Dominique Blain
Centre International d'Art Contemporain de Montréal (CIAC)
Since the ’70s, Dominique Blain’s art has explored the fine line between information and propaganda, between politics and art. In a work exhibited in “Écrans Politiques,” (Political screens, 1985)—at Montreal’s Musée d’art contemporain—Blain presented Stars and Stripes, 1985, a photosilkscreen work on canvas that used Pop art montage effects to present a two-fold attack on war’s exploitation and objectification of humanity, particularly women. Divided by a red cross in its center, its uppermost sections portrayed a regiment of duplicate images of bathing beauties from a ’50s Miss America pageant. The lower half reproduced patterned images of World War II fighter planes.
In an untitled installation shown at C.I.A.C.’s “Cent fours d’art contemporain,” (One hundred days of contemporary art, 1989), Blain’s self-styled polemic focused on the art system itself. Sand bags were arranged around three sides of the installation much like those erected by soldiers in World War I to protect official monuments. Looking into this space the viewer could see a large photo of dead bodies, fragmented into four parts, covering the floor of the exhibition space. Obviously, the work was pointing to the higher value attributed to official art works than to human life itself.
As with Jenny Holzer’s electronic billboard truisms, Blain’s work uses propagandistic effects as art. While the underlying ideologies that are the subject of Blain’s oeuvre are worthy of examination, when they become the artist’s only concern they run the risk of simply duplicating those ideological biases purportedly under attack.
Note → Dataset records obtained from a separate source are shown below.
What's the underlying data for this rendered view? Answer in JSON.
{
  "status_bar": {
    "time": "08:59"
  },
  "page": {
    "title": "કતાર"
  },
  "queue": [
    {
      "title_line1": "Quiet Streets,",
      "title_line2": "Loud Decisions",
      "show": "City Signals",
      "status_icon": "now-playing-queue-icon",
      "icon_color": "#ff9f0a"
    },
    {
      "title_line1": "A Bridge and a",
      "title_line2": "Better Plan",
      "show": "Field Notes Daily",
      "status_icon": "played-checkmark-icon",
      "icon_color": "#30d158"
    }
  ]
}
The question then becomes, Who exactly is Blain addressing? In presenting all of humanity’s foibles in black and white terms, Blain’s work remains as caught in the ideological web as the perpetrators she leaves unnamed, as susceptible to manipulation as her manipulated subjects. We are never sure where the art begins and the propaganda ends. Though the artistic statement may be under attack in our conservative times, rather than replicating the language of propaganda and politics, the most powerful countermeasure may be for it to explore other more creative and less didactic avenues.
Missa (Mission, 1992), Blain’s three-part installation at C.I.A.C., still played with formal, media-generated imagery, with the same unrepentant candor of her earlier works. In the first installation room, one was simply presented with an old office chair, spotlit in an otherwise empty space, in which one could sit between a pair of speaker parts suspended from the ceiling at ear level, and listen to the sounds of a crowd chanting unintelligible slogans. The effect was at once innocuous, accessible, and annoying, as cloying and monotonous as media politics itself. Her second installation consisted of rows of 56 perfectly aligned pairs of military boots polished a shiny black, one from each pair hanging from black strings, seemingly marching nowhere, or everywhere. The third room contained an Iwo Jima–type flag temporarily supported by sandbags, with the word “CREDO” emblazoned on it. A giant fan in the foreground caused the flag to flap to and fro. Blain states: “The more naive among us thought they were witnessing the end of ideologies. As the chorus in the first room reminds us, in this end of century theatre, absolutes, ideals, not men, are the masters of tragedy.”
As Blain’s recent show made clear, if artists wish to get beyond merely perpetuating these same blinkered myths, to express life’s inherent uncertainties, they have to use art as more than a pretext for confirming facile analyses of ideological hegemony.